Which, at least to me, seems bad. The same, sadly, applies to learned societies.
Hmmm…the longer I think about it, the more I come to the conclusion that the lab chemists or the departents will have to do it themselves, assisted and educated by the chemoinformaticians and their own institutions and setting up small-scale dedicated and light-weight repositories. The institutions will have to make a commitment to ensure long-term preservation, inter-linking and interoperability between repositories evolved by individual researchers or departments. And funders, finally, well funders will not only have to have a data policy like the BBSRC, but they will also have to police it and, in Jim’s words “keep the scientists honest”.
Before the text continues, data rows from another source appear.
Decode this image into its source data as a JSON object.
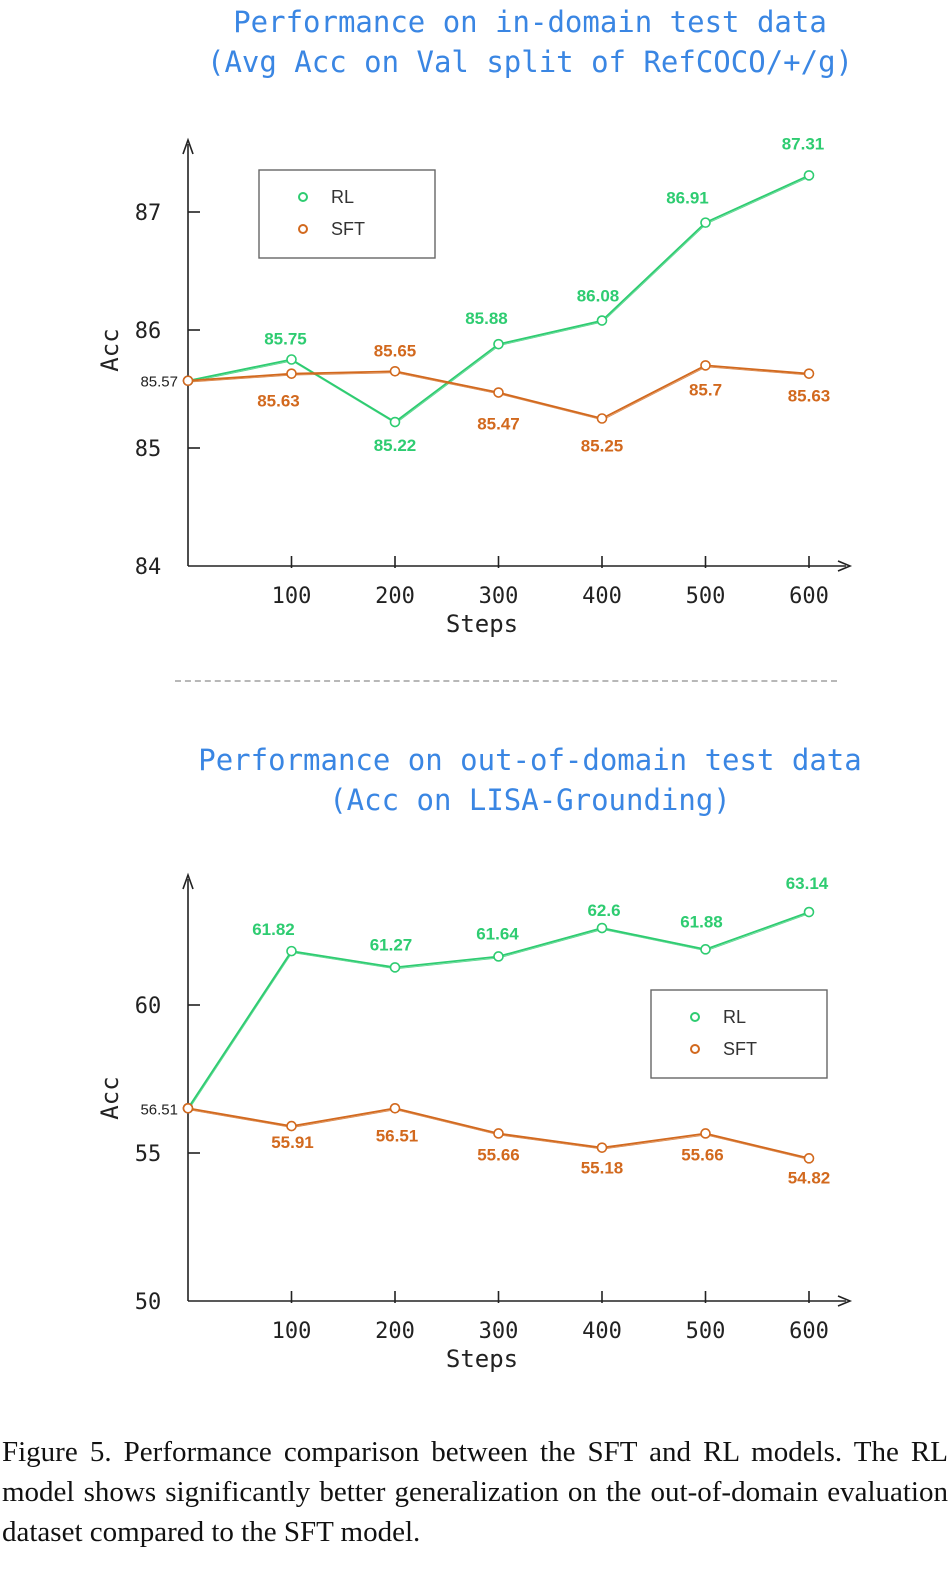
{
  "colors": {
    "title": "#3a86e3",
    "rl": "#2ecc71",
    "sft": "#d2691e",
    "axis": "#222222"
  },
  "chart_data": [
    {
      "type": "line",
      "title_lines": [
        "Performance on in-domain test data",
        "(Avg Acc on Val split of RefCOCO/+/g)"
      ],
      "xlabel": "Steps",
      "ylabel": "Acc",
      "x": [
        0,
        100,
        200,
        300,
        400,
        500,
        600
      ],
      "x_tick_labels": [
        "100",
        "200",
        "300",
        "400",
        "500",
        "600"
      ],
      "y_ticks": [
        "84",
        "85",
        "86",
        "87"
      ],
      "ylim": [
        84,
        87.4
      ],
      "start_label": "85.57",
      "legend_position": "top-left",
      "series": [
        {
          "name": "RL",
          "values": [
            85.57,
            85.75,
            85.22,
            85.88,
            86.08,
            86.91,
            87.31
          ],
          "labels": [
            "",
            "85.75",
            "85.22",
            "85.88",
            "86.08",
            "86.91",
            "87.31"
          ]
        },
        {
          "name": "SFT",
          "values": [
            85.57,
            85.63,
            85.65,
            85.47,
            85.25,
            85.7,
            85.63
          ],
          "labels": [
            "",
            "85.63",
            "85.65",
            "85.47",
            "85.25",
            "85.7",
            "85.63"
          ]
        }
      ]
    },
    {
      "type": "line",
      "title_lines": [
        "Performance on out-of-domain test data",
        "(Acc on LISA-Grounding)"
      ],
      "xlabel": "Steps",
      "ylabel": "Acc",
      "x": [
        0,
        100,
        200,
        300,
        400,
        500,
        600
      ],
      "x_tick_labels": [
        "100",
        "200",
        "300",
        "400",
        "500",
        "600"
      ],
      "y_ticks": [
        "50",
        "55",
        "60"
      ],
      "ylim": [
        50,
        63.5
      ],
      "start_label": "56.51",
      "legend_position": "right",
      "series": [
        {
          "name": "RL",
          "values": [
            56.51,
            61.82,
            61.27,
            61.64,
            62.6,
            61.88,
            63.14
          ],
          "labels": [
            "",
            "61.82",
            "61.27",
            "61.64",
            "62.6",
            "61.88",
            "63.14"
          ]
        },
        {
          "name": "SFT",
          "values": [
            56.51,
            55.91,
            56.51,
            55.66,
            55.18,
            55.66,
            54.82
          ],
          "labels": [
            "",
            "55.91",
            "56.51",
            "55.66",
            "55.18",
            "55.66",
            "54.82"
          ]
        }
      ]
    }
  ],
  "caption": "Figure 5. Performance comparison between the SFT and RL models. The RL model shows significantly better generalization on the out-of-domain evaluation dataset compared to the SFT model."
}
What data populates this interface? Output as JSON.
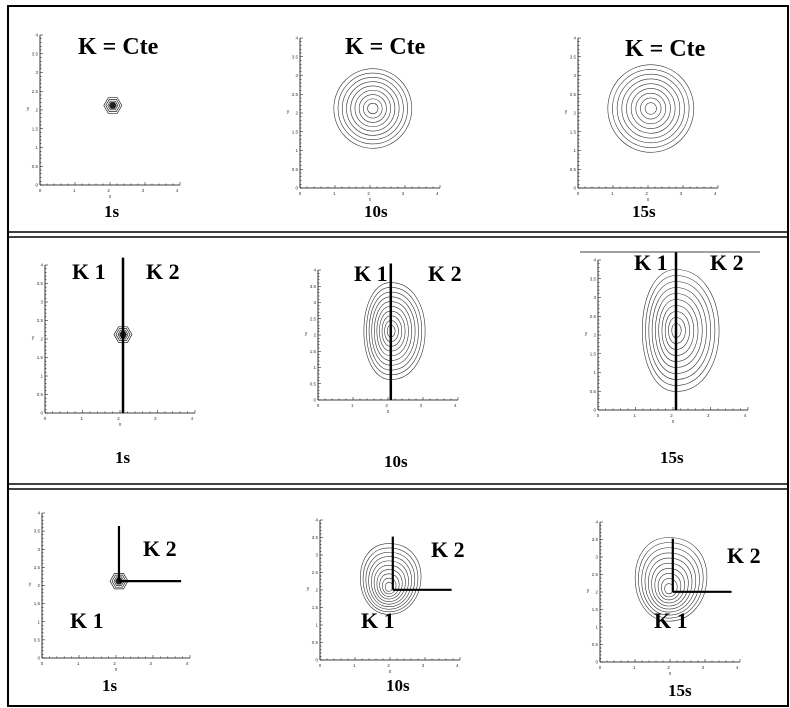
{
  "figure": {
    "axis": {
      "x_ticks": [
        "0",
        "1",
        "2",
        "3",
        "4"
      ],
      "y_ticks": [
        "0",
        "0.5",
        "1",
        "1.5",
        "2",
        "2.5",
        "3",
        "3.5",
        "4"
      ],
      "x_label": "x",
      "y_label": "y"
    },
    "rows": [
      {
        "name": "constant",
        "cells": [
          {
            "label_const": "K = Cte",
            "time": "1s",
            "shape": "dot"
          },
          {
            "label_const": "K = Cte",
            "time": "10s",
            "shape": "circle"
          },
          {
            "label_const": "K = Cte",
            "time": "15s",
            "shape": "circle-large"
          }
        ]
      },
      {
        "name": "vertical-interface",
        "cells": [
          {
            "label_left": "K 1",
            "label_right": "K 2",
            "time": "1s",
            "shape": "dot"
          },
          {
            "label_left": "K 1",
            "label_right": "K 2",
            "time": "10s",
            "shape": "lens"
          },
          {
            "label_left": "K 1",
            "label_right": "K 2",
            "time": "15s",
            "shape": "lens-large"
          }
        ]
      },
      {
        "name": "corner-interface",
        "cells": [
          {
            "label_k1": "K 1",
            "label_k2": "K 2",
            "time": "1s",
            "shape": "dot"
          },
          {
            "label_k1": "K 1",
            "label_k2": "K 2",
            "time": "10s",
            "shape": "corner"
          },
          {
            "label_k1": "K 1",
            "label_k2": "K 2",
            "time": "15s",
            "shape": "corner-large"
          }
        ]
      }
    ]
  }
}
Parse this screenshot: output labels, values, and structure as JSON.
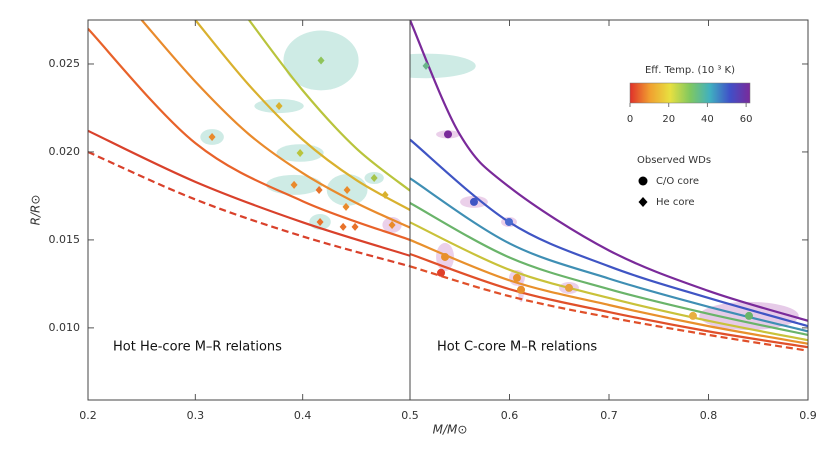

PMR: This is a brilliant analysis and maps directly onto our discussions for the last 3 days. When Simon Coles, Liz Lyon and I presented yesterday we also stressed the idea of embedded informaticians – i.e. wearing white coats. And IMO the sustainability has to come from heads of departments – we spend zillions of dollars collecting high quality data and either bin it directly or let it decay.
It’s not easy. There isn’t an obvious career path or funding and it depends on traditions in countries. In the UK Informatics often means Computer Science whereas in the US it means Library-and-Information-Sciences 9LIS).
So if we need the spectrum of a polystyrene – where do we look? In the garbage bin … or worse.